OK, let a smile be your umbrella. I’ll be in the cellar.

Dear Word Detective: I recently read the phrase “happy-go-lucky.” I was wondering if you could tell us the roots and what it means. — Emily Colby.

I’ll give it a shot, even though the prospect fills me with anxiety. Then again, almost everything fills me with anxiety, because I am definitely not a “happy-go-lucky” guy. Even just sitting here at my desk in my second-floor office, I can’t stop thinking about the fact that I’m suspended in mid-air by wooden beams put in place when Lincoln was president. I’d go for a drive, but I worry about the wheels falling off the car. (That actually happened to a guy I know. On the New Jersey Turnpike, no less.) So I’ll just sit here quietly and try not to think about killer asteroids.

“Happy-go-lucky” is an adverb, an adjective and a noun, although the noun is rarely used today. A person who is described as “happy-go-lucky” is a generally carefree, laid-back and relaxed soul, taking life as it comes, gazing on the world through¬† a rosy pink Panglossian haze and blithely unconcerned about the inevitable heart-rending horrors the future holds. The happy-go-lucky person’s motto is “Everything will work out and we’ll all be fine,” an attitude often resulting from seeing way too many Disney movies as a child.

Decoding the phrase “happy-go-lucky” seems, at first glance, easy. Here comes a simple-minded chap, skipping happily along on life’s journey, trusting that he’ll be lucky. And that is, in fact, the current sense of the term “happy-go-lucky.” But when the phrase first appeared in print in 1672, it meant simply “as luck will have it,” “whatever happens” or “haphazard,” not implying either a happy disposition or a lucky ending (“You have your twenty guineas in your pocket for helping me into my service; and, if I get into Mrs. Martha’s quarters, you have a hundred more — if into the widow’s, fifty: — happy go lucky!”). “Happy go lucky” amounted to “que sera, sera,” “whatever will be will be.”

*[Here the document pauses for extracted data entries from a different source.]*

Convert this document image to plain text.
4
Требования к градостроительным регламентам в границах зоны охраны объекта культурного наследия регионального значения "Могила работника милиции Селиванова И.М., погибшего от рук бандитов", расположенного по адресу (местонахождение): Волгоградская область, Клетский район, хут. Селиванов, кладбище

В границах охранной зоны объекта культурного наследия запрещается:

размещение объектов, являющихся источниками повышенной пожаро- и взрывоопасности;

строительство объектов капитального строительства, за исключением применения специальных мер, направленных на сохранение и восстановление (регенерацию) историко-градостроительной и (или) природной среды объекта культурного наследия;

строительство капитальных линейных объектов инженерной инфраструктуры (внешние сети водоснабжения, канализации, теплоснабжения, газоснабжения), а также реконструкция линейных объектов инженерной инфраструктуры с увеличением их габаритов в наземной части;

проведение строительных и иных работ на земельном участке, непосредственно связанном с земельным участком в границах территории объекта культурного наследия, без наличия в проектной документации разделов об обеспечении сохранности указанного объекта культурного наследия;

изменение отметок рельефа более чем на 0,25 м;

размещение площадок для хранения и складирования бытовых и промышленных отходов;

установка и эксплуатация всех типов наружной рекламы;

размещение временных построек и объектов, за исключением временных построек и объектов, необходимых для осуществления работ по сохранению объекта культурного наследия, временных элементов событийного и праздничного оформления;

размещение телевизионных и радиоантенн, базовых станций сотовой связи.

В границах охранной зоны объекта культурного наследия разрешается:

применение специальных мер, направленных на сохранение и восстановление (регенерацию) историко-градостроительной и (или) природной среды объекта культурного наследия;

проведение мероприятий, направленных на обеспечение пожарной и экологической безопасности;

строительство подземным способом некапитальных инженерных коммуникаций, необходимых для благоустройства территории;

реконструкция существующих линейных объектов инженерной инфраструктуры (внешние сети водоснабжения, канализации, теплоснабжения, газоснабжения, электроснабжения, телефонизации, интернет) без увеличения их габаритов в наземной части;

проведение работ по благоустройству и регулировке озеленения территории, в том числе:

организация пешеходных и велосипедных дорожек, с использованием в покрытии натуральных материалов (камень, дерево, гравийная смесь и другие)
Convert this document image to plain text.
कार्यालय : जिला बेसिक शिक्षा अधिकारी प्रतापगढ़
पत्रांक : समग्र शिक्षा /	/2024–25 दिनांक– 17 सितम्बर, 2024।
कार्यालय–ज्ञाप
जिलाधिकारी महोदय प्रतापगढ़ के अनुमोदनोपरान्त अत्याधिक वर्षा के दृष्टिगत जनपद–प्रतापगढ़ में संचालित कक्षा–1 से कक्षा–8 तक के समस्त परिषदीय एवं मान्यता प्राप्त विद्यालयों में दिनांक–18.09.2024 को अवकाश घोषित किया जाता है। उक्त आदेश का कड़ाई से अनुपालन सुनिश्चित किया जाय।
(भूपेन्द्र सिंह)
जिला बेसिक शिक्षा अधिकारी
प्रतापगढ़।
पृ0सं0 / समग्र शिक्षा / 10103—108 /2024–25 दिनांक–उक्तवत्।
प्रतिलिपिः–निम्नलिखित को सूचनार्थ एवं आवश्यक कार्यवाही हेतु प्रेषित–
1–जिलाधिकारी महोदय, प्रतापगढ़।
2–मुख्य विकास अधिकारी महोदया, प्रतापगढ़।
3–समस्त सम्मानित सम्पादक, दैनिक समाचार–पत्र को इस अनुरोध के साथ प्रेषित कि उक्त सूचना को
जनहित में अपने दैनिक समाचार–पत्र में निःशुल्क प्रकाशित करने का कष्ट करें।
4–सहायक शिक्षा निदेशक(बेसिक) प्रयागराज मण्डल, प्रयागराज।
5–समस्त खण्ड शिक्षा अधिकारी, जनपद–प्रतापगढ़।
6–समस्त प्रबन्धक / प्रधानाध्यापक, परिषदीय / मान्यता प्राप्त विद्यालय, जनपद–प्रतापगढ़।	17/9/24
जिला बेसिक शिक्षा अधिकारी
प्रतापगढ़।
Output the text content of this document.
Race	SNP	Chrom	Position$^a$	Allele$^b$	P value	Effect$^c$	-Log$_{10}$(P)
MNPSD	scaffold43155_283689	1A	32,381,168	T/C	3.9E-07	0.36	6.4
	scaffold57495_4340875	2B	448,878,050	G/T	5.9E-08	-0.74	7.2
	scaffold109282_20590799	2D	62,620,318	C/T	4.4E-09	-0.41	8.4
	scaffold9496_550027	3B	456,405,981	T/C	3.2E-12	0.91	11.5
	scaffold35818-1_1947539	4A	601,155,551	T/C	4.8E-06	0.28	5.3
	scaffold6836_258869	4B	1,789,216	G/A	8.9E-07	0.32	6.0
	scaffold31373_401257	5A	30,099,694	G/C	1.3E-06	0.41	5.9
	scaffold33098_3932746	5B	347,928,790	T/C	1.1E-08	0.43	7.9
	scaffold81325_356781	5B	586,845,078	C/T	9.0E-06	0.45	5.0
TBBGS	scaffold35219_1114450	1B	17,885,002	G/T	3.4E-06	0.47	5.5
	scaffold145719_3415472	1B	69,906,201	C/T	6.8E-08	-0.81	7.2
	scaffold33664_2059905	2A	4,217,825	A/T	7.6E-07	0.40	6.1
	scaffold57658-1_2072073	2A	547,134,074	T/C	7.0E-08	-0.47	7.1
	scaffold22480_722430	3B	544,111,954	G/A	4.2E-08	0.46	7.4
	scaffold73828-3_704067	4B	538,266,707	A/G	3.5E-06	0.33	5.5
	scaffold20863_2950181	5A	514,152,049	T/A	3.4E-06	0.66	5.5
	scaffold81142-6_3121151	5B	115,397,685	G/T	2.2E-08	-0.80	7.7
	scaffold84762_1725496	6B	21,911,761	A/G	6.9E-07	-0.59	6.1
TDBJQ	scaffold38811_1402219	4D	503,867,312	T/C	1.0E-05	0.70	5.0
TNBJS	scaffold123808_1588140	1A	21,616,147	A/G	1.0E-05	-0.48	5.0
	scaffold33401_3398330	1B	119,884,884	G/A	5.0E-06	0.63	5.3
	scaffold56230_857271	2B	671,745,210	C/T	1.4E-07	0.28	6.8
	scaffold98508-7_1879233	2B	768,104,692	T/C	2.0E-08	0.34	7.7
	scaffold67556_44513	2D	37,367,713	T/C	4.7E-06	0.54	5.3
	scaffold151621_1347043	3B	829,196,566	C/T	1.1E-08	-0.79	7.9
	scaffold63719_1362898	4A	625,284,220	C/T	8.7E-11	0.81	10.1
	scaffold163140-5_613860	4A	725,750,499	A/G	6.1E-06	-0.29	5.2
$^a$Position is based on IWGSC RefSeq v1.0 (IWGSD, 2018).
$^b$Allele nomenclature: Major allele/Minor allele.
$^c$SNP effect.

The reason for the difference in meaning is the change in the meaning of “happy.” The root of “happy” is “hap,” an archaic English word (from the Old Norse “happ”) meaning “chance, fortune, luck,” whether good or bad. This “hap” also gave us “happen” and “happenstance,” so the sense of an essentially random occurrence was hard-coded into “happy,” and when “happy” appeared in English in the 16th century, it meant simply “happening by chance.” This is the original meaning of the “happy” in “happy-go-lucky,” making the phrase mean essentially¬† “haphazard; depending on chance and luck.”

Fairly soon, however, “happy” went from meaning simply “by fortune or chance” to “by good fortune,” i.e., “fortunate, lucky, prosperous and favorable.” This is the sense of “happy” used in older phrases such as “happy day” (a wedding) or “happy event” (the birth of a child). The people present aren’t necessarily giggling with joy, but these are, nonetheless, very positive occasions. By the early 16th century, “happy” had followed its natural evolution (people who are fortunate tend to be cheerful, after all), and had arrived at its modern meaning of “feeling great contentment and emotional pleasure,” or simply “glad or pleased.”

The phrase “happy-go-lucky,” however, didn’t get the memo and went on meaning “haphazard” up until the early 19th century (“Messrs. Hubbards resisted [the action] on the plea of having sold him ‘happy go lucky’ (meaning the purchaser was to take him with all faults, for better for worse.)” 1802). But by the mid-1800s, under the influence of the new, cheerier sense of “happy,” “happy-go-lucky” as an adjective developed its modern sense of “carefree, easy-going” in reference to a person’s personality or behavior (“The first thing was to make Carter think and talk, which he did in the happy-go-lucky way of his class,” 1856).